だな通信 ミステリー文庫

国内の新刊ミステリー小説を中心とした独断的読書感想。 「面白い本なら何でもOK」というのが信条。 趣味の合う方には参考になるかも。合わない方は評価を反対に見てね。

グラウンド・ゼロ/保科昌彦

◆読んだ本◆
・書 名:グラウンド・ゼロ
・著 者:保科昌彦
・出版社:角川書店
・定 価:1,500円
・発行日:2008/8/31

◆評価◆
・スリルとサスペンス小説度:★★
・ホラー小説度:
・収束する展開度:

◆感想◆
車の運転中に新聞記者の岡谷は、道路上に倒れている男を発見する。
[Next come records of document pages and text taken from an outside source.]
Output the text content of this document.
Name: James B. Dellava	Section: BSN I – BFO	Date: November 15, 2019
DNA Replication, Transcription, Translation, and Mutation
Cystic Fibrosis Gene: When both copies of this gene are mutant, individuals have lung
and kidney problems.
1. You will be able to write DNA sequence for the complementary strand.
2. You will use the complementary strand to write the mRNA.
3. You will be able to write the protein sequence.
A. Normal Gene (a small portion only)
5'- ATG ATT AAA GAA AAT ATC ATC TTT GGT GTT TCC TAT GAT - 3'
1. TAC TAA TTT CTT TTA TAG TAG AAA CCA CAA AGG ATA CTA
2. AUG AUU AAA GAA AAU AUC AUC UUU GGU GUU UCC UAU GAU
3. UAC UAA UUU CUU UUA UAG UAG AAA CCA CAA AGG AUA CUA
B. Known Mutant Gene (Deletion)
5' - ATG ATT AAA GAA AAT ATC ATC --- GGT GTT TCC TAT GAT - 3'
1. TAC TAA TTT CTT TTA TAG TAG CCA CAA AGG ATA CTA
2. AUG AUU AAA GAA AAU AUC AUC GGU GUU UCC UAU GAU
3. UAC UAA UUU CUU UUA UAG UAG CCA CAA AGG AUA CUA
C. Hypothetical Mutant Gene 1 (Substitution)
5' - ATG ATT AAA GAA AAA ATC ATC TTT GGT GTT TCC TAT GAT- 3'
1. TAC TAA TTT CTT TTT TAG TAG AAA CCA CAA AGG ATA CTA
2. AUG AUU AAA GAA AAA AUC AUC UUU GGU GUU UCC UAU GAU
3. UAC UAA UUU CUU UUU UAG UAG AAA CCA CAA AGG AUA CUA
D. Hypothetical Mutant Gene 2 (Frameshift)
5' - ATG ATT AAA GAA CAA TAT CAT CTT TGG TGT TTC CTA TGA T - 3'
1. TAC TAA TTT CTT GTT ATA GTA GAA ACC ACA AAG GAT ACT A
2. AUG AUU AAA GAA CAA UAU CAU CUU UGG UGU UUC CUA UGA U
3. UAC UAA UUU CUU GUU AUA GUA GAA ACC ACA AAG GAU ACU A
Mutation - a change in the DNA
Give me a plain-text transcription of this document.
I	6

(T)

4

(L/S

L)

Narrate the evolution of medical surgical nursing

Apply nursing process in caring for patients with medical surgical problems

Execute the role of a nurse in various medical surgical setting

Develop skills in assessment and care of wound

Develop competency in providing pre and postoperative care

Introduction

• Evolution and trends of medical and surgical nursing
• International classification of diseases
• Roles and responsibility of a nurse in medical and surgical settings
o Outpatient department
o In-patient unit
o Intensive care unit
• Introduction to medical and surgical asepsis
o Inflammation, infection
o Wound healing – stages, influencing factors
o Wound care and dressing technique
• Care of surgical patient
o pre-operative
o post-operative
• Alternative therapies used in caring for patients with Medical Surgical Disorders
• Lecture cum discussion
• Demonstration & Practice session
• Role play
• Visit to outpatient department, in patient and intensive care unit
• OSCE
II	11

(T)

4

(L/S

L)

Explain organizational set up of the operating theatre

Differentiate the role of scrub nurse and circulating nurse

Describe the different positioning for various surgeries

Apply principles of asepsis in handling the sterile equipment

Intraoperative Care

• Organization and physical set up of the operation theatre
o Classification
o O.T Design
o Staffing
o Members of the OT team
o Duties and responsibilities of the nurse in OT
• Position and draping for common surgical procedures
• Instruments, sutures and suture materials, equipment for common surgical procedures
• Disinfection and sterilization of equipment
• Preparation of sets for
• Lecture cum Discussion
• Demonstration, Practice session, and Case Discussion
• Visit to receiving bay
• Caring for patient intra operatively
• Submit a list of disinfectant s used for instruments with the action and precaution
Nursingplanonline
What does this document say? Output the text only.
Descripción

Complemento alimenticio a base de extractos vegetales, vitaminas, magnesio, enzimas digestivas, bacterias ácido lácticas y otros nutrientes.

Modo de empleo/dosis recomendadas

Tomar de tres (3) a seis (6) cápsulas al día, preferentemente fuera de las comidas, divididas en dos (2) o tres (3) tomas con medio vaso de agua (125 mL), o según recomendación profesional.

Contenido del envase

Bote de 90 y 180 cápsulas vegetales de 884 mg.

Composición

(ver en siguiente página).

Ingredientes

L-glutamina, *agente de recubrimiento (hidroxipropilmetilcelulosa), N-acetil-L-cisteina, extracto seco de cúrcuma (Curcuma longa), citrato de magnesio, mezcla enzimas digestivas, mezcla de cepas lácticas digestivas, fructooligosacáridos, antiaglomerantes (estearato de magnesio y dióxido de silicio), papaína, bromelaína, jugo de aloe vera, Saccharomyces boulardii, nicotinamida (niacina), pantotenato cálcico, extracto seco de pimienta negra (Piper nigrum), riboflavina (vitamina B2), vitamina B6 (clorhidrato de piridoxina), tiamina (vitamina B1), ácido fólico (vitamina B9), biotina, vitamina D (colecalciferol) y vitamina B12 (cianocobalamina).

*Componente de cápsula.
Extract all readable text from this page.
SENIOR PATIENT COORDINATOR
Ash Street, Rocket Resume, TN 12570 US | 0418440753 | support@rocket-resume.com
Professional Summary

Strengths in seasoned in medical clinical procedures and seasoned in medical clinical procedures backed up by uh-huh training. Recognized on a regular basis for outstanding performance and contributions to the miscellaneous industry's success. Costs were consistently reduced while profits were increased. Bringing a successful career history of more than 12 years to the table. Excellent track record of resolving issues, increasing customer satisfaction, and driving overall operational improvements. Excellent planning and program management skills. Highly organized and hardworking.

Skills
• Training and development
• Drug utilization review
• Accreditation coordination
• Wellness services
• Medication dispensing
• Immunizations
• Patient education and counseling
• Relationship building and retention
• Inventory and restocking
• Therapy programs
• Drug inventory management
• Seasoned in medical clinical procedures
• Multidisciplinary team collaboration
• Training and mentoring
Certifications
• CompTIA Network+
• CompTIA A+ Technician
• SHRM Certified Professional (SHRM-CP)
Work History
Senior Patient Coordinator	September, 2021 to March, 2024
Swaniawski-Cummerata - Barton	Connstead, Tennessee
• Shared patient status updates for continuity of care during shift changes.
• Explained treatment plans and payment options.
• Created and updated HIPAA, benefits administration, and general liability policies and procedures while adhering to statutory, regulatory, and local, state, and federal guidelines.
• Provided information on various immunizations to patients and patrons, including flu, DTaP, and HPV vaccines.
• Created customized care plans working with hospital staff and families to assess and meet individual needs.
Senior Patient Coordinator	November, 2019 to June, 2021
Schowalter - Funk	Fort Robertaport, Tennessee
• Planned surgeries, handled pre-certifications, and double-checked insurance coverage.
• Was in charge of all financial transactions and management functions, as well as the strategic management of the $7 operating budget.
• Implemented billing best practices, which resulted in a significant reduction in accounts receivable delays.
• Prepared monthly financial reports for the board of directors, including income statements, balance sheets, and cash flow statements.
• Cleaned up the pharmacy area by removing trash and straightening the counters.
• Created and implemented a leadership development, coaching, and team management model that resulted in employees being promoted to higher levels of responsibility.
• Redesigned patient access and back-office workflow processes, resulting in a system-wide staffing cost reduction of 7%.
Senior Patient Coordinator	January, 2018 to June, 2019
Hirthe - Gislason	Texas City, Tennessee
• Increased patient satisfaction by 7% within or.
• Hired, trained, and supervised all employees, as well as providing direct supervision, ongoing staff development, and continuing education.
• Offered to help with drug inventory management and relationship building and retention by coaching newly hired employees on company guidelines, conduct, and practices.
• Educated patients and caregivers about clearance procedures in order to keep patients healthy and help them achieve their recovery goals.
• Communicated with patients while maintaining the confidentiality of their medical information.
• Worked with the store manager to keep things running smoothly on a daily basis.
車を降り「大丈夫か?」と大声で尋ねると、倒れていた男はかすれた声で「奴をとめろ」と言い意識をなくしてしまう・・・

本屋の平台に置いてあったこの本。
保科昌彦って、読んだ事あったかなぁ?とか思いながらも「読みはじめたら止まらない!」と「日本ホラー小説大賞出身の実力派著者、渾身の一作!」のコピーを見て、つい買ってしまった。

内容は、病院を舞台にした誘拐騒動、これにまつわる公安やSATの活動、横須賀基地への原子力空母寄港反対デモ、主人公岡谷の妻の独白と、なんだか取り留めのないもの。
「どういう展開になるのかサッパリだ」と思いながら読みつつも、後半ようやくB級小説らしく物語が収束したとたん、また雲散霧消みたいな。

いったいテーマは何なんだ!
何が言いたい!
この小説は、これから起きるだろう大事件の前ふりか?!
 と言いたくなるような小説だ。

文中、登場人物が病院で起きている奇怪な出来事や銃撃戦に対し「私にはさっぱり分からない。そもそも、これはどういう事なんだ?」という台詞があるが、自分の感想もそのまんまだ。

もうちょっと、なんとかならなかったのかなぁ。
少年について、詳しく深く掘り下げるとかね。





「グラウンド・ゼロ」を読み終わってから保科昌彦の本を読んだ事があるか調べる。
こういう時、パソコンは便利だ。あっというまに「生還者」というホラータッチの小説を読んでいた事が分かっちゃう。
けっこう面白く読んでいたみたいだけど、昔読んだ本のことをあんまり覚えていない自分に、やや不安を感じる。